May 21, 2018

The Transfer of Trauma: Rob Clough reviews Michael Kupperman's ALL THE ANSWERS

All The Answers, Michael Kupperman’s biography of his father Joel (once America’s most famous child prodigy), is also an autobiography. It unflinchingly asks the question: what do parents owe their children? It repeatedly demonstrates how often parents fail their children for any number of reasons. It’s a book with a bitterly ironic title, as former Quiz Kid Joel was starting to slip into dementia as Michael started interviewing him for this book, delving into a topic that had long been taboo in their family. Kupperman wound up with very few answers directly from his father and fewer moments of the kind of closure that typical memoirs of this nature frequently aim for. Kupperman gained insight into why his father acted the way he did, but it certainly didn’t make him or anyone else feel better. Indeed, there was a sense of having stirred up old trauma that was perhaps better left alone, rather than a cathartic, restorative project.
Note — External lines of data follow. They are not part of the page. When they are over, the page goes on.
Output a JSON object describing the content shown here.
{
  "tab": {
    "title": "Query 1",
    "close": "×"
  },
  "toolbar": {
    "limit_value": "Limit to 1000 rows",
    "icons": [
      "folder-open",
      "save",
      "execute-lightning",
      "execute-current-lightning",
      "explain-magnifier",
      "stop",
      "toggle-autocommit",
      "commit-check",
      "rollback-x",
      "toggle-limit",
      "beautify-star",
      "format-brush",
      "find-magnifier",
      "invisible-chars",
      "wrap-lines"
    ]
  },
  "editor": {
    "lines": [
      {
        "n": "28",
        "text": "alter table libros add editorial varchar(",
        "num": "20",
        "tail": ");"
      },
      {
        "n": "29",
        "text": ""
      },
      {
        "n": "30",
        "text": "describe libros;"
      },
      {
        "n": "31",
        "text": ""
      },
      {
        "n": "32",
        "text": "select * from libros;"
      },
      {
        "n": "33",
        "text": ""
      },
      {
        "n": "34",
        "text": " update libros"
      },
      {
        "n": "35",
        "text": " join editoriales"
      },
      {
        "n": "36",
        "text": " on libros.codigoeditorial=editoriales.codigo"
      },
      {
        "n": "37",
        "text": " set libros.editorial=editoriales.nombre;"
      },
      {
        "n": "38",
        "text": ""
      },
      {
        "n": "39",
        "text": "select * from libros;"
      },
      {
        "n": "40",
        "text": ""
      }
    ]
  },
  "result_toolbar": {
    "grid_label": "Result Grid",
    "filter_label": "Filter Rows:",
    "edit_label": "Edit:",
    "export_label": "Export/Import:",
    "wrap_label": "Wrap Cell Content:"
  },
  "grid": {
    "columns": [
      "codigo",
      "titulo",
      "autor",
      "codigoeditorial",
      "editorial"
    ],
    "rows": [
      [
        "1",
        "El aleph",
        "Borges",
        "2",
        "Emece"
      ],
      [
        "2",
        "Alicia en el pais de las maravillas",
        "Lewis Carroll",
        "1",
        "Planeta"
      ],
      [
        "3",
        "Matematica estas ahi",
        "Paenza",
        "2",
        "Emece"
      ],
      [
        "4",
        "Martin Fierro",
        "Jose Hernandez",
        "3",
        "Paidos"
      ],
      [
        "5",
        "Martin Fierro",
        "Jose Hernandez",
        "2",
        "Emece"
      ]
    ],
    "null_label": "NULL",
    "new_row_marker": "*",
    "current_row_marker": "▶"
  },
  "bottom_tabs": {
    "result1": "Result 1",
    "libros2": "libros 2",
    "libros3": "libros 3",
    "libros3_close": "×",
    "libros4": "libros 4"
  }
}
Michael Kupperman is best known for his wildly absurd and deadpan humor comics featuring characters like Snake ‘n Bacon, Pagus, and the duo of Mark Twain and Albert Einstein. There is an intense, labored quality to his art that acts in direct contrast to its light silliness; as you read about Rabid District Attorney, the reader is almost overwhelmed by the dense cross-hatching, heavy use of shadow, decorative effects that come straight from some unidentifiable “old-timey” influence and deliberately stiff character design. References to pop culture are often hopelessly outdated or mutated beyond recognition, like a whole round of Quincy references, Roger Daltry looking to shag some birds but only being offered actual birds to have sex with, and Pablo Picasso threatening to cut things into “leetle cubes”. Kupperman’s whole aesthetic looks to an imaginary past in an effort to disorient the reader and make them feel like they should be understanding nonsensical references.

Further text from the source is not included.